I was wondering myself when the posts started just talking about people on 'benefits' (as 'tis called here in the UK) - I didn't understand. I've known plenty of people to get some kind of assistance (anyone with kids in the UK gets tax credits, I think). Maybe because of the area I live in (neither well off nor really poor) I don't see it in the real world :confused3 , although I can very well imagine people judging someone purely because they get assistance :sad2:

Just like to point out:
While I do get the impression that the lady in the OP's OP was trying to 'work' the system, I don't think that everyone in public assistance is some kind of lowlife (my mother had some kind of assistance when I was little I believe - she was a young, single mother who worked as a cleaner and we lived with my nan and her younger brother).
 
DMRick said:
How on earth can you know that she knew they were no good?
.

Ignorance is not an excuse.

The dates are clearly printed.

Along the lines of people who "didn't know" their account balances either.


All the information for that check is printed plain as day on the front.

As far as the poster you quoted---if the check is not accepted and you happen to witness the transaction--then you do know that it was not good for whatever reason.

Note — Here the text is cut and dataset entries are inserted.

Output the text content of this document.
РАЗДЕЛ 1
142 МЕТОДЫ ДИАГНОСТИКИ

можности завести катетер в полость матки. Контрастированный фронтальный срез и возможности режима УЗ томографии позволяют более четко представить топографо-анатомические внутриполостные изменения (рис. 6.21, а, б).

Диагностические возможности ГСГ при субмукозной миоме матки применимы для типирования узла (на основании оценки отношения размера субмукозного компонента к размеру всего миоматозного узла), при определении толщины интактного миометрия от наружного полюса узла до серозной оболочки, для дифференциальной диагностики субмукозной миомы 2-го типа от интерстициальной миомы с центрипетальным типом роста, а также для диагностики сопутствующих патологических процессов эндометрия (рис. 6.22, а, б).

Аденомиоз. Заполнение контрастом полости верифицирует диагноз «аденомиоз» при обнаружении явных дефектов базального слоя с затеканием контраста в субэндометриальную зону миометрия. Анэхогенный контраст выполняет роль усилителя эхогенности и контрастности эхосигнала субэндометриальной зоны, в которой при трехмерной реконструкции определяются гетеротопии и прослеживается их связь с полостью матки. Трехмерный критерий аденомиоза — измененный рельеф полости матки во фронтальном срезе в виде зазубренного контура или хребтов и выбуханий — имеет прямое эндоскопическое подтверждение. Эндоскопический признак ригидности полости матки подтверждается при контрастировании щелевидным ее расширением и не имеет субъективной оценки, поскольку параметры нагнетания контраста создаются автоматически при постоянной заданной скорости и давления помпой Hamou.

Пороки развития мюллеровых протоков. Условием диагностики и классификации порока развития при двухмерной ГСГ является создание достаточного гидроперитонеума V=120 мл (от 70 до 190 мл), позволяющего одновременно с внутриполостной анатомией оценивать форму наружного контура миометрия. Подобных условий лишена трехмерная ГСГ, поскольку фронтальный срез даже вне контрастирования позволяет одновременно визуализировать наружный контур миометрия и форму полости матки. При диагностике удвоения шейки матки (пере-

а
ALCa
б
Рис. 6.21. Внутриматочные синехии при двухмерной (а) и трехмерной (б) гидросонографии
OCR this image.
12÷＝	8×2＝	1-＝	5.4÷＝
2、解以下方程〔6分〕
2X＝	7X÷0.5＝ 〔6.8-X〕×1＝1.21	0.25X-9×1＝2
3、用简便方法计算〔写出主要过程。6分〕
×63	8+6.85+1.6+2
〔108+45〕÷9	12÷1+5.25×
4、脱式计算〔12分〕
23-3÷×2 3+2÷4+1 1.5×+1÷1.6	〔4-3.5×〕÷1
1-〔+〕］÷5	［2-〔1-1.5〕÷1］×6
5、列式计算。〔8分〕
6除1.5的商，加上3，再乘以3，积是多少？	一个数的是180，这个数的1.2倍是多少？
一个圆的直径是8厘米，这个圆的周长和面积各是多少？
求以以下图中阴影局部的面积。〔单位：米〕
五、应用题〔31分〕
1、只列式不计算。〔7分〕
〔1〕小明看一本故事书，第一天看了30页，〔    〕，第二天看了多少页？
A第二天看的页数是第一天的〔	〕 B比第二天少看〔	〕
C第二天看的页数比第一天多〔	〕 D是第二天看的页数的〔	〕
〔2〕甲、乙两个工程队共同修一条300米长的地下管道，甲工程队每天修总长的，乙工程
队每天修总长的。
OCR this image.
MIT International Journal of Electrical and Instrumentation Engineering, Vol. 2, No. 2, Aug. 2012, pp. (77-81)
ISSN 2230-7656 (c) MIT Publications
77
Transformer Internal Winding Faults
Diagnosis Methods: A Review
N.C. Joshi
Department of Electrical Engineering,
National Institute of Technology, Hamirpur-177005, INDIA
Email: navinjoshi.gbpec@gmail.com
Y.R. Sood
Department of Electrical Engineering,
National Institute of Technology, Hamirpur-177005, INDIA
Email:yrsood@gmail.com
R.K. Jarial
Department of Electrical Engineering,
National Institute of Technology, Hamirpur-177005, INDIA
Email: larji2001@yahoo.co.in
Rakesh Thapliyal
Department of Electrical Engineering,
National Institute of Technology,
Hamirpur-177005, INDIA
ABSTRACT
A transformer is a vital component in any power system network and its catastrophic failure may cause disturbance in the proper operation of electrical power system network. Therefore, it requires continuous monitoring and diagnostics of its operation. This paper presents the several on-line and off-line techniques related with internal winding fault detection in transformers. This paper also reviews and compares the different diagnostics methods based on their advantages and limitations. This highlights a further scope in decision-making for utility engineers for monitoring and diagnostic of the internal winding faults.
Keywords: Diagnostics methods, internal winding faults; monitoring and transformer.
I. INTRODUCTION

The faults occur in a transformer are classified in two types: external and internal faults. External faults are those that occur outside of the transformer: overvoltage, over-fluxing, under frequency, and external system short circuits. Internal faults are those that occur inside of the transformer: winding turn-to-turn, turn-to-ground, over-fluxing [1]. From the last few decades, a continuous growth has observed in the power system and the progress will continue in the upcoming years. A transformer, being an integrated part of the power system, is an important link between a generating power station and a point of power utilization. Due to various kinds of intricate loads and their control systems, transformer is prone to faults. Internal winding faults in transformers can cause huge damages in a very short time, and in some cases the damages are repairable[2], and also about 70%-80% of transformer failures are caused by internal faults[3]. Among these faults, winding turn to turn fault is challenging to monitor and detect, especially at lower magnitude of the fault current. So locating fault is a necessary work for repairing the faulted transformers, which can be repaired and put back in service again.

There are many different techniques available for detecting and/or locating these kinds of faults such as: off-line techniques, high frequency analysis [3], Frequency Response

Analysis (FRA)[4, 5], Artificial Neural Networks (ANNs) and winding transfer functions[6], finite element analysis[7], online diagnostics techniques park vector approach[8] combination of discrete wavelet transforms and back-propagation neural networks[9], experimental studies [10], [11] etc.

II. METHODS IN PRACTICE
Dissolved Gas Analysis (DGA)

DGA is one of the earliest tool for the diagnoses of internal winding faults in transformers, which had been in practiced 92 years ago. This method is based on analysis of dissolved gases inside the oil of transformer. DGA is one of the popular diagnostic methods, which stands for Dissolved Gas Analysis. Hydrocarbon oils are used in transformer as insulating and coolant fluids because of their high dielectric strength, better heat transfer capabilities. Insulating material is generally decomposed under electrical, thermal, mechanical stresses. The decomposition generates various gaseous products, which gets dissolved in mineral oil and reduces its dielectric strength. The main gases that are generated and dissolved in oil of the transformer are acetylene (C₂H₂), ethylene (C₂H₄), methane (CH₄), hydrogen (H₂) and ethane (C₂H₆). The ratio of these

In my experience for the most part--they didn't realizen and they read it wrong....but that is not lack of knowledge--that is failure to read carefully.

(And most who read it wrong--were very apologetic and I didn't judge them for it. Big difference of---oh, I'm sorry, I didn't realize AND I can't feed my child what do you mean you can't take it. One is nice and one is not--when one is not nice--one gets judged negatively).